At the same time, however, the Accord and related processes unwittingly encourage fragmentation within both rebel and loyalist ranks—new groups form or break off from existing groups in order to demand a share of the wartime order and the anticipated spoils of peace. Various problems ensue, as the government and its external partners must decide whether to extend the Accord to encompass new groups—and in this way incentivize further fragmentation—or leave the new groups on the sidelines and allow them to play the role of spoilers.

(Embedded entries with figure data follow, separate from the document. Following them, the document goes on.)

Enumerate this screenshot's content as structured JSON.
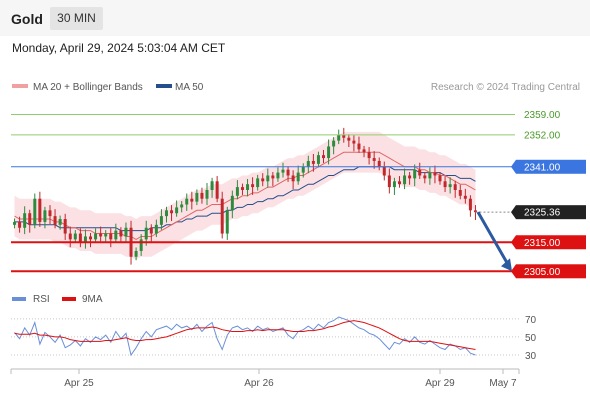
{
  "header": {
    "title": "Gold",
    "timeframe": "30 MIN"
  },
  "timestamp": "Monday, April 29, 2024 5:03:04 AM CET",
  "legend": {
    "ma": "MA 20 + Bollinger Bands",
    "ma50": "MA 50",
    "credit": "Research © 2024 Trading Central"
  },
  "osc_legend": {
    "rsi": "RSI",
    "ma": "9MA"
  },
  "colors": {
    "ma20": "#e06666",
    "ma50": "#264e8c",
    "bands": "#fadadd",
    "up": "#2e8b3e",
    "down": "#c0282c",
    "resistance": "#8fce6e",
    "pivot": "#3b76e0",
    "support": "#dd1111",
    "last": "#222222",
    "rsi": "#6a8fd8",
    "rsi_ma": "#dd1111",
    "arrow": "#2c5aa0"
  },
  "chart_data": {
    "type": "candlestick",
    "x_ticks": [
      "Apr 25",
      "Apr 26",
      "Apr 29",
      "May 7"
    ],
    "ylim": [
      2302,
      2364
    ],
    "levels": [
      {
        "label": "2359.00",
        "value": 2359.0,
        "kind": "resistance"
      },
      {
        "label": "2352.00",
        "value": 2352.0,
        "kind": "resistance"
      },
      {
        "label": "2341.00",
        "value": 2341.0,
        "kind": "pivot"
      },
      {
        "label": "2325.36",
        "value": 2325.36,
        "kind": "last"
      },
      {
        "label": "2315.00",
        "value": 2315.0,
        "kind": "support"
      },
      {
        "label": "2305.00",
        "value": 2305.0,
        "kind": "support"
      }
    ],
    "price_close": [
      2322,
      2320,
      2325,
      2321,
      2330,
      2322,
      2326,
      2324,
      2321,
      2323,
      2318,
      2316,
      2318,
      2315,
      2317,
      2316,
      2318,
      2317,
      2318,
      2316,
      2319,
      2317,
      2320,
      2310,
      2312,
      2316,
      2320,
      2318,
      2321,
      2324,
      2326,
      2325,
      2327,
      2328,
      2330,
      2329,
      2332,
      2330,
      2333,
      2336,
      2330,
      2318,
      2326,
      2331,
      2334,
      2333,
      2335,
      2334,
      2337,
      2336,
      2338,
      2337,
      2339,
      2340,
      2338,
      2336,
      2339,
      2341,
      2343,
      2342,
      2345,
      2344,
      2348,
      2350,
      2352,
      2351,
      2350,
      2349,
      2347,
      2346,
      2344,
      2343,
      2341,
      2338,
      2334,
      2336,
      2335,
      2338,
      2337,
      2340,
      2338,
      2337,
      2339,
      2338,
      2336,
      2334,
      2335,
      2333,
      2331,
      2330,
      2326,
      2325.36
    ],
    "ma20": [
      2324,
      2323,
      2323,
      2323,
      2323,
      2323,
      2323,
      2323,
      2322,
      2322,
      2321,
      2320,
      2320,
      2319,
      2319,
      2319,
      2318,
      2318,
      2318,
      2318,
      2318,
      2318,
      2317,
      2317,
      2316,
      2317,
      2317,
      2317,
      2318,
      2319,
      2320,
      2321,
      2322,
      2323,
      2324,
      2325,
      2326,
      2326,
      2327,
      2328,
      2328,
      2328,
      2329,
      2330,
      2330,
      2331,
      2331,
      2332,
      2332,
      2333,
      2334,
      2334,
      2335,
      2336,
      2337,
      2337,
      2338,
      2338,
      2339,
      2340,
      2341,
      2342,
      2343,
      2344,
      2345,
      2346,
      2346,
      2346,
      2346,
      2346,
      2346,
      2346,
      2346,
      2345,
      2344,
      2343,
      2342,
      2341,
      2341,
      2341,
      2340,
      2340,
      2339,
      2339,
      2338,
      2338,
      2337,
      2336,
      2335,
      2335,
      2334,
      2333
    ],
    "ma50": [
      2322,
      2322,
      2322,
      2321,
      2321,
      2321,
      2321,
      2321,
      2321,
      2320,
      2320,
      2320,
      2320,
      2320,
      2320,
      2320,
      2320,
      2320,
      2320,
      2320,
      2320,
      2319,
      2319,
      2319,
      2319,
      2319,
      2319,
      2320,
      2320,
      2320,
      2321,
      2321,
      2322,
      2322,
      2323,
      2323,
      2324,
      2324,
      2324,
      2325,
      2325,
      2325,
      2326,
      2326,
      2327,
      2327,
      2328,
      2328,
      2329,
      2329,
      2330,
      2330,
      2331,
      2331,
      2332,
      2333,
      2333,
      2334,
      2335,
      2335,
      2336,
      2337,
      2338,
      2338,
      2339,
      2340,
      2340,
      2340,
      2341,
      2341,
      2341,
      2341,
      2341,
      2341,
      2341,
      2340,
      2340,
      2340,
      2340,
      2340,
      2339,
      2339,
      2339,
      2339,
      2339,
      2338,
      2338,
      2338,
      2337,
      2337,
      2337,
      2336
    ],
    "band_half": 7,
    "rsi": {
      "levels": [
        70,
        50,
        30
      ],
      "ylim": [
        20,
        82
      ],
      "rsi": [
        55,
        48,
        60,
        52,
        66,
        42,
        55,
        50,
        44,
        52,
        38,
        41,
        46,
        40,
        48,
        44,
        50,
        47,
        52,
        44,
        56,
        48,
        54,
        30,
        38,
        48,
        56,
        50,
        58,
        60,
        62,
        58,
        64,
        60,
        62,
        58,
        64,
        56,
        62,
        66,
        48,
        36,
        52,
        60,
        62,
        58,
        60,
        56,
        62,
        58,
        60,
        56,
        58,
        60,
        52,
        48,
        56,
        58,
        62,
        58,
        64,
        60,
        66,
        68,
        72,
        70,
        68,
        64,
        60,
        58,
        54,
        52,
        48,
        42,
        36,
        44,
        42,
        48,
        44,
        50,
        44,
        42,
        46,
        42,
        38,
        36,
        42,
        40,
        36,
        38,
        32,
        30
      ],
      "ma": [
        54,
        53,
        53,
        53,
        54,
        52,
        52,
        51,
        50,
        50,
        49,
        47,
        46,
        45,
        45,
        45,
        45,
        45,
        46,
        46,
        47,
        48,
        49,
        47,
        46,
        46,
        47,
        47,
        48,
        49,
        50,
        52,
        54,
        56,
        58,
        59,
        60,
        60,
        60,
        61,
        60,
        58,
        57,
        56,
        56,
        56,
        57,
        57,
        58,
        57,
        58,
        58,
        58,
        58,
        57,
        56,
        56,
        56,
        57,
        57,
        58,
        59,
        61,
        62,
        64,
        66,
        67,
        68,
        67,
        66,
        64,
        62,
        60,
        57,
        54,
        51,
        48,
        46,
        45,
        45,
        45,
        45,
        45,
        44,
        43,
        42,
        41,
        40,
        39,
        38,
        37,
        36
      ]
    }
  }
}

The jihadists, who were never included in the Accord, are positioned as the ultimate spoilers. The central government intermittently considers the possibility of opening a dialogue with them, and particularly with Ag Ghali, but foreign backers, particularly France, are openly reluctant to see that proposal advance. The internal contradictions and glaring limitations of the formal peace process have made the Algiers Accord a feature of the status quo of Malian politics, rather than a mechanism for moving to a new status quo.
One partial exception to these trends—and particularly to the trend of leaders maintaining their power over decades—is the multi-sided violence in the Mopti region. In Mopti, a jihadist insurgency has intersected with violence by ethnic “self-defense” militias, bandits, the Malian armed forces, and other actors. The violence has activated longstanding, hyper-local grievances over the management of pastures, farmland, and water.
In contrast to the violence in the north, the violence in Mopti has brought figures to the fore who were marginal in the 1990s. The major example is the jihadist leader Amadou Kouffa, who rose from itinerant preacher in the early 2000s, to a third-tier jihadist actor in the 2012 rebellion, to the dominant jihadist in Mopti. After 2012 and particularly after 2015, Kouffa’s forces expanded in part due to widespread resentment against village-level authorities, with Kouffa’s young fighters assassinating village heads, demanding the implementation of their version of Islamic law, and overturning older and widely despised systems for managing pastures.
Recently, French counterterrorism forces claimed to have killed Kouffa, but that event may usher in greater fragmentation in Mopti and may elevate lesser-known figures. In Mopti, there are hints of what the darkest future for Mali might look like: violence that overturns even the “wartime political order” that established elites can still navigate, and generates a situation where the central government does not just lose physical control of the territory but also loses the ability to negotiate settlements with local elites. For the moment, though, the violence in Mopti still does not fundamentally threaten the central state, and thus it is a part, albeit the most volatile part, of the status quo.
Is there a way to resolve this complex crisis? Admittedly, the list of diagnoses is long, while prescriptions short. In part this is because the solution is somewhat self-contradictory. In the short term, Mali may actually need more settlements between the figures who have dominated the scene since the 1990s, including a settlement between the central government and Ag Ghali. But in the long term, Mali will need more mechanisms for ordinary people to have the decisive say in who rules Mali and how it is ruled. Eventually, in other words, Malians will have to have choices that go beyond selecting which old men will take the key positions in government, and which militias will control which areas.